The Path of the King
- Author: John Buchan
- Language: English
- Genre: Novel
- Set in: Various countries
- Publisher: Hodder & Stoughton
- Publication date: 1921
- Media type: Print
- Pages: 310

= The Path of the King =

1921 novel by John Buchan

The Path of the King is a 1921 novel by the Scottish author John Buchan, presented as a loosely-coupled series of short stories.

==Prologue==
In a prologue to the novel, three men discuss around a campfire the notion that the 'spark' of masterful men may be transmitted down from generation to generation, and even though it may smoulder for generations and may seem lost, will reappear and flare up when the time is right.

"I saw the younger sons carry the royal blood far down among the people, down even into the kennels of the outcast. Generations follow, oblivious of the high beginnings, but there is that in the stock which is fated to endure.
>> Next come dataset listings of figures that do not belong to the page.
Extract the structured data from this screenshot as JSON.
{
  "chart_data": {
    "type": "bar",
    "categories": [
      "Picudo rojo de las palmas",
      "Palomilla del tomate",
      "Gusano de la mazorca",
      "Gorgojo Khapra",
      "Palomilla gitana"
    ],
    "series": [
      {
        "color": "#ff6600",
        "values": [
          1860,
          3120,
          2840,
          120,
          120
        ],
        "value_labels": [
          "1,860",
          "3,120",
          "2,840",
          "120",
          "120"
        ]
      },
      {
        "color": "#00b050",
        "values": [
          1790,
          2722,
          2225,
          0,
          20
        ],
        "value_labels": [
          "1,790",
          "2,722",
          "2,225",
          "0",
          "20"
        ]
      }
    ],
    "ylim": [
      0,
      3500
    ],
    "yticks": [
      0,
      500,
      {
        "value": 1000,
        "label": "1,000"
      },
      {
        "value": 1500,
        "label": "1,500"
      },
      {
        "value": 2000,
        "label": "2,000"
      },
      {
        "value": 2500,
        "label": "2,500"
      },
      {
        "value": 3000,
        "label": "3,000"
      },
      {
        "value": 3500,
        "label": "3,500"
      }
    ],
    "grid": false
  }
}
The sons and daughters blunder and sin and perish, but the race goes on, for there is a fierce stuff of life in it. ... Some rags of greatness always cling to it, the dumb faith that sometime and somehow that blood drawn from kings it never knew will be royal again. Though nature is wasteful of material things, there is no waste of spirit. And then after long years there comes, unheralded and unlooked for, the day of the Appointed Time".

==Plot==

The novel takes the form of a loosely-coupled collection of short stories presenting a sweeping tapestry of historical episodes, from the Vikings through centuries of Norman, French, Flemish, English, Scottish and American scenes.

In the first episode, a Northern prince's golden torque is the symbol of his royal status. On his death the gold is remodelled as a ring, which is handed down from generation to generation until it is eventually inherited by the mother of Abraham Lincoln. The young Abe, using it as a sinker for his fishing line, loses it in a crick and is distraught. On her deathbed, Abe's mother recognises the potential for kingliness in her young son and dies content, realising that the ring is needed no more.

In an epilogue to the novel, set many years later, three men stand watching the funeral cortège after Lincoln's death. "There goes the first American" says one. The young British attaché replies, "I dare say you are right, Professor, but I think it is also the last of the Kings."

== Critical reception ==

Although a favourite of GM Trevelyan, other early critics of the book were less enthusiastic. The Times Literary Supplement considered the work "disappointing", and criticised it for its "pseudo-romantic vocabulary" and "the use of slightly pretentious and unusual words and locutions where common and more vigorous ones would serve better".

In The Interpreter's House (1975), David Daniell noted that The Path of the King marked the beginning of Buchan's historical writing. He considered the 'feel' of the many atmospheres to be well done, and the narratives to be 'fresh and good'.

In his 2009 essay John Buchan, America and the ‘British World’, 1904-40 Peter Henshaw suggested that Buchan had the implicit purpose of fostering Anglo-American unity, and that his aim in writing the novel was to build up Lincoln as a shared hero of the British and American people. He took the epilogue as being a restatement of the view that Lincoln's highest achievement was his defence of the American Union, "a grand geopolitical association comparable in Buchan's mind to the British Empire".

Writing for the John Buchan Society website, JCG Greig suggested that the fascination of this book grows on the reader gradually, and that in order to grasp the consistency of the tale little clues have to be looked for constantly. Buchan presents Lincoln's Presidency in the American Civil War as nothing less than kingly. The choice of Lincoln, the product of ordinary parents, proclaims that kingliness does not depend upon outward trappings but on inward riches. Greig considered it a book "especially for the historically minded to dwell on and even drool over".